SEO

Are You Tired of the Google.com Domain?

Are you tired of typing into your browser “Google.com”? Would you like to enter something else, but still get the same results as if you went to Google.com? … How about XXXDisc.net?

Heather Paulson noticed something odd during a test of the SEM/SEO/AM research service Syntryx, which is currently in beta.

She stumbled across a site at the domain XXXDisc.net that shows weird stuff in the Who-Is records of domain name registrars. The other odd thing about the site is that it appears to be the search engine Google.com. The main part of the Who-Is record also seems to confirm that this site belongs to Google.

sej082007 googxxxdiscwhois Are You Tired of the Google.com Domain?

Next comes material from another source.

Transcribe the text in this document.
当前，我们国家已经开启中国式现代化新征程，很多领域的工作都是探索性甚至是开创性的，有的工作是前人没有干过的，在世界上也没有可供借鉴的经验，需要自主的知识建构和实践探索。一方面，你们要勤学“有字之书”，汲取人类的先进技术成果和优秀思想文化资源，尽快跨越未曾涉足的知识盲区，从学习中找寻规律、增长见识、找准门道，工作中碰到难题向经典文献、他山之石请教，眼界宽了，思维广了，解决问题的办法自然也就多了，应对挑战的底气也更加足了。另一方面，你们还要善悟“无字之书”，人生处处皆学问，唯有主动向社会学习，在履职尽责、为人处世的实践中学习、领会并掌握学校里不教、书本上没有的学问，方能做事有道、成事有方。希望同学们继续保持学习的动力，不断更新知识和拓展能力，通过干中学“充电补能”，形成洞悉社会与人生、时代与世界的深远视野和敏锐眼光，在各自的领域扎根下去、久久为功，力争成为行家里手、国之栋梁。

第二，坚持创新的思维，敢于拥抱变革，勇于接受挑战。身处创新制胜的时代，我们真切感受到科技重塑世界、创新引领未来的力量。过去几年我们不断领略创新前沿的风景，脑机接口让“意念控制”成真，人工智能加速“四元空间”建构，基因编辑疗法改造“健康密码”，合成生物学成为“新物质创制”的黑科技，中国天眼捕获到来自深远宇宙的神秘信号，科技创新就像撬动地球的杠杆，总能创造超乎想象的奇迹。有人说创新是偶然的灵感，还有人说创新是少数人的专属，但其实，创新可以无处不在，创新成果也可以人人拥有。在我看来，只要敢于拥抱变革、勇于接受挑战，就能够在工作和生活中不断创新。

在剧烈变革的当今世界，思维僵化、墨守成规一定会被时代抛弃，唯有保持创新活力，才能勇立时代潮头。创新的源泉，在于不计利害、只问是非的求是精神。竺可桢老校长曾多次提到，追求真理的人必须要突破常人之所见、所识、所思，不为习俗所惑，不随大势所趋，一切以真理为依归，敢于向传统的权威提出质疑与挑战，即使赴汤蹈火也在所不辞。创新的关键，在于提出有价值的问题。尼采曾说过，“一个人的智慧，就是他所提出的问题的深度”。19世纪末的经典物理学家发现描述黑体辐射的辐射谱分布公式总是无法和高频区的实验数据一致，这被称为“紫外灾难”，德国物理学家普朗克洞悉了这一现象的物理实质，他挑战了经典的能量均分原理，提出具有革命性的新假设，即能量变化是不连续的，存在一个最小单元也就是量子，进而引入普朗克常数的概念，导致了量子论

The site is hosted on a server with a number of other sites that have questionable content, to say it carefully. This is of course very unlikely. Another thing that is odd, is the fact that the site does not show the universal search navigation bar, but the old links above the search box to select the type of search you want to do (Web, Images, etc.). It also does not show a “sign-in” link to logon to your Google account and it has a link beneath the search box to http://www.google.com/ncr and the anchor text “Go to Google.com”.

sej goog 082007ani Are You Tired of the Google.com Domain?

You can do searches and browse around to most of the content of the Google.com website while actually being on the XXXDisc.net site. That this is confusing, even for search marketers is not surprising.

I think that there are only two possible explanations for this. The first and most likely one is that the xxdisc.net site IS pulling the code from Google.com. It looks like a simple DNS forwarder to Google’s data center 39-GV (IP 216.239.59.104). The sites DNS Server is DNS1.NAME-SERVICES.COM.

If you ping the domain, it shows the real IP, which is 69.25.142.3 and not he Google data center IP. “No reverse DNS set” for that IP is the response, if I try to do a reverse lookup via online tools like the ones from DomainTools.com or by using the Windows tool “nslookup” on my local machine.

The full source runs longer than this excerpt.